Table 4.
Metabolites selected for predicting breast cancer and colorectal cancer in pooled analysis 1.
| Metabolites Selected | Proportion of Explained Variation 2 | Direction of Coefficient for Metabolites 3 |
|---|---|---|
| Breast Cancer | All covariates + metabolites: 0.27 | |
| Serum | ||
| LC-MS | ||
| Cystenyl-glycine | 0.22 | − |
| Ethanolamine | 0.21 | + |
| Sucrose | 0.22 | − |
| Lipidyzer 4 | ||
| Free fatty acid (FFA 20:2) | 0.22 | + |
| Phosphatidylcholine (PC 16:0/18:2) | 0.23 | + |
| Triacylglyceride (TAG 48:4/18:2) | 0.22 | − |
| Triacylglyceride (TAG 50:5/18:3) | 0.22 | − |
| Triacylglyceride (TAG 52:2/18:2) | 0.22 | + |
| Urine | ||
| NMR | ||
| Uracil | 0.22 | − |
| 2-Hydroxyisobutyrate | 0.22 | + |
| GC-MS | ||
| Unknown 73.0 14.49 5 | 0.21 | + |
| Unknown 73.0 12.10 5 | 0.22 | − |
| Colorectal Cancer | All covariates + metabolites: 0.33 | |
| Serum | ||
| LC-MS | ||
| Adenosine | 0.20 | − |
| Leucic acid | 0.18 | + |
| Glycerate | 0.23 | + |
| Hypoxanthine | 0.18 | + |
| Myoinositol | 0.19 | + |
| N-Acetylneuraminate | 0.19 | − |
| 2-Hydroxyglutarate | 0.19 | + |
| 7-Methylguanine | 0.19 | + |
| Lipidyzer | ||
| CE (FA20) | 0.17 | − |
| TAG (53:2/18:1) | 0.18 | + |
| Urine | ||
| NMR | ||
| Histidine | 0.18 | − |
| Taurine | 0.19 | + |
| Threonine | 0.17 | + |
| GC-MS | ||
| Unknown 103 17.03 5 | 0.18 | − |
| Unknown 285 22.41 5 | 0.18 | + |
| Unknown 57 9.58 5 | 0.18 | + |
| Unknown 73 10.76 5 | 0.18 | − |
| Unknown 73 17.27 5 | 0.17 | + |
1 All variables listed below were selected using the lasso for variable selection with all four platforms pooled together prior to variable selection.

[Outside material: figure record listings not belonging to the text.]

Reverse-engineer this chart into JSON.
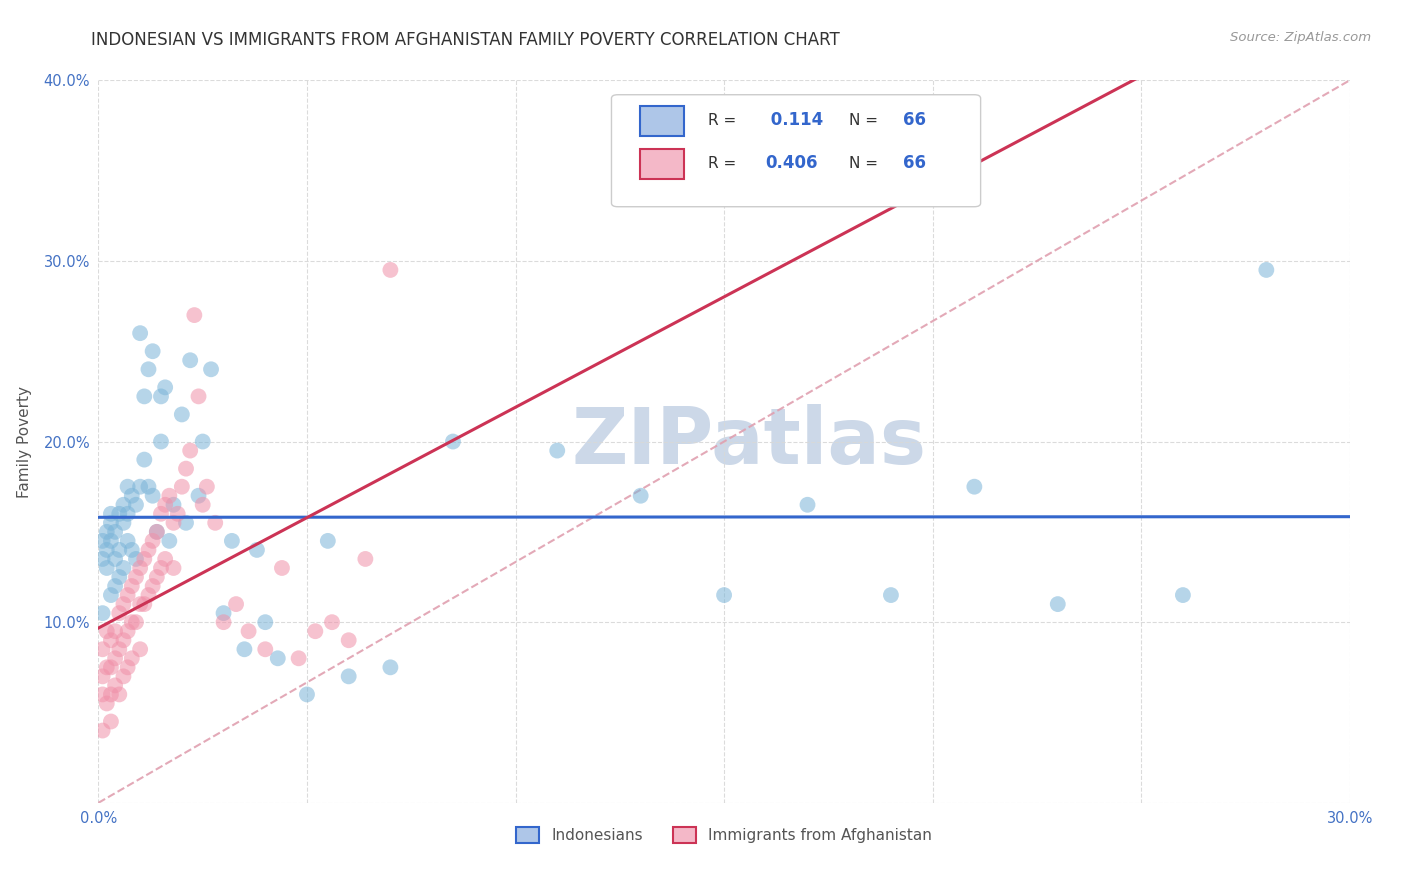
{
  "title": "INDONESIAN VS IMMIGRANTS FROM AFGHANISTAN FAMILY POVERTY CORRELATION CHART",
  "source": "Source: ZipAtlas.com",
  "ylabel": "Family Poverty",
  "xlim": [
    0.0,
    0.3
  ],
  "ylim": [
    0.0,
    0.4
  ],
  "x_ticks": [
    0.0,
    0.05,
    0.1,
    0.15,
    0.2,
    0.25,
    0.3
  ],
  "y_ticks": [
    0.0,
    0.1,
    0.2,
    0.3,
    0.4
  ],
  "legend1_r": "0.114",
  "legend1_n": "66",
  "legend2_r": "0.406",
  "legend2_n": "66",
  "legend1_color": "#aec6e8",
  "legend2_color": "#f4b8c8",
  "blue_color": "#7ab4d8",
  "pink_color": "#f090a8",
  "trend_blue": "#3366cc",
  "trend_pink": "#cc3355",
  "dashed_line_color": "#e0a0b0",
  "watermark_color": "#ccd8e8",
  "background_color": "#ffffff",
  "grid_color": "#d8d8d8",
  "indonesians_x": [
    0.001,
    0.001,
    0.001,
    0.002,
    0.002,
    0.002,
    0.003,
    0.003,
    0.003,
    0.003,
    0.004,
    0.004,
    0.004,
    0.005,
    0.005,
    0.005,
    0.006,
    0.006,
    0.006,
    0.007,
    0.007,
    0.007,
    0.008,
    0.008,
    0.009,
    0.009,
    0.01,
    0.01,
    0.011,
    0.011,
    0.012,
    0.012,
    0.013,
    0.013,
    0.014,
    0.015,
    0.015,
    0.016,
    0.017,
    0.018,
    0.02,
    0.021,
    0.022,
    0.024,
    0.025,
    0.027,
    0.03,
    0.032,
    0.035,
    0.038,
    0.04,
    0.043,
    0.05,
    0.055,
    0.06,
    0.07,
    0.085,
    0.11,
    0.13,
    0.15,
    0.17,
    0.19,
    0.21,
    0.23,
    0.26,
    0.28
  ],
  "indonesians_y": [
    0.135,
    0.145,
    0.105,
    0.15,
    0.14,
    0.13,
    0.155,
    0.16,
    0.145,
    0.115,
    0.15,
    0.135,
    0.12,
    0.14,
    0.16,
    0.125,
    0.155,
    0.165,
    0.13,
    0.16,
    0.175,
    0.145,
    0.17,
    0.14,
    0.165,
    0.135,
    0.26,
    0.175,
    0.225,
    0.19,
    0.24,
    0.175,
    0.25,
    0.17,
    0.15,
    0.225,
    0.2,
    0.23,
    0.145,
    0.165,
    0.215,
    0.155,
    0.245,
    0.17,
    0.2,
    0.24,
    0.105,
    0.145,
    0.085,
    0.14,
    0.1,
    0.08,
    0.06,
    0.145,
    0.07,
    0.075,
    0.2,
    0.195,
    0.17,
    0.115,
    0.165,
    0.115,
    0.175,
    0.11,
    0.115,
    0.295
  ],
  "afghan_x": [
    0.001,
    0.001,
    0.001,
    0.001,
    0.002,
    0.002,
    0.002,
    0.003,
    0.003,
    0.003,
    0.003,
    0.004,
    0.004,
    0.004,
    0.005,
    0.005,
    0.005,
    0.006,
    0.006,
    0.006,
    0.007,
    0.007,
    0.007,
    0.008,
    0.008,
    0.008,
    0.009,
    0.009,
    0.01,
    0.01,
    0.01,
    0.011,
    0.011,
    0.012,
    0.012,
    0.013,
    0.013,
    0.014,
    0.014,
    0.015,
    0.015,
    0.016,
    0.016,
    0.017,
    0.018,
    0.018,
    0.019,
    0.02,
    0.021,
    0.022,
    0.023,
    0.024,
    0.025,
    0.026,
    0.028,
    0.03,
    0.033,
    0.036,
    0.04,
    0.044,
    0.048,
    0.052,
    0.056,
    0.06,
    0.064,
    0.07
  ],
  "afghan_y": [
    0.085,
    0.07,
    0.06,
    0.04,
    0.095,
    0.075,
    0.055,
    0.09,
    0.075,
    0.06,
    0.045,
    0.095,
    0.08,
    0.065,
    0.105,
    0.085,
    0.06,
    0.11,
    0.09,
    0.07,
    0.115,
    0.095,
    0.075,
    0.12,
    0.1,
    0.08,
    0.125,
    0.1,
    0.13,
    0.11,
    0.085,
    0.135,
    0.11,
    0.14,
    0.115,
    0.145,
    0.12,
    0.15,
    0.125,
    0.16,
    0.13,
    0.165,
    0.135,
    0.17,
    0.155,
    0.13,
    0.16,
    0.175,
    0.185,
    0.195,
    0.27,
    0.225,
    0.165,
    0.175,
    0.155,
    0.1,
    0.11,
    0.095,
    0.085,
    0.13,
    0.08,
    0.095,
    0.1,
    0.09,
    0.135,
    0.295
  ],
  "title_fontsize": 12,
  "axis_label_fontsize": 11,
  "tick_fontsize": 10.5,
  "source_fontsize": 9.5
}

The base set of covariates (forced into all models) are age, WHI enrollment date, and self-reported race or ethnicity. Selected covariates for breast cancer: age, self-reported race/ethnicity, income, Gail 5-year risk score, waist circumference, sample draw visit, randomized to the CaD control arm. Selected covariates for colorectal cancer: age, self-reported race/ethnicity, income, education, waist circumference, sample draw visit. 2 The proportion of explained variation (PEV) was estimated by first creating a dataset with only the selected metabolites and covariates for each outcome. Then, we used cross-validation to fit a logistic regression on each set of training data and predict on the test data; the PEV is defined as the correlation between the observed outcomes and the predictions. 3 Positive direction of the estimated coefficient from the multiple logistic regression model implies higher odds of being a case; negative direction implies lower odds of being a case. 4 FFA: free fatty acid; FA: fatty acid; TAG: triacylglyceride; PC: phosphatidyl choline; CE: cholesterol ester. 5 Values represent mass at retention time of the unknown metabolites, i.e., 73 12.10 indicates a mass of 73 at 12.10 min. In post hoc analyses excluding women using HT, prediction performance in the subpopulation was modestly improved for CRC compared to the full population (CV-AUCs range from 0.622–0.637, while in the full population they range from 0.589–0.608). Prediction performance for BC was slightly decreased in the subpopulation compared to the full population (CV-AUCs range from 0.535–0.554, while in the full population they range from 0.559–0.563). Several LC-MS metabolites were selected in the subgroup analysis that were also selected in the whole-cohort analysis: cysteinyl glycine, N-isovaleryl glycine, and valine (BC); adenosine, leucic acid, glycerate, hydroxyproline, and 2-hydroxyglutarate (CRC). Additional metabolites selected in the subgroup analysis for CRC included adipic and 3-hydroxybutyric acids, involved in fatty acid metabolism; betaine, a marker of whole grains; glucuronate, found in gums and fermented beverages; and trigonelline, found in coffee.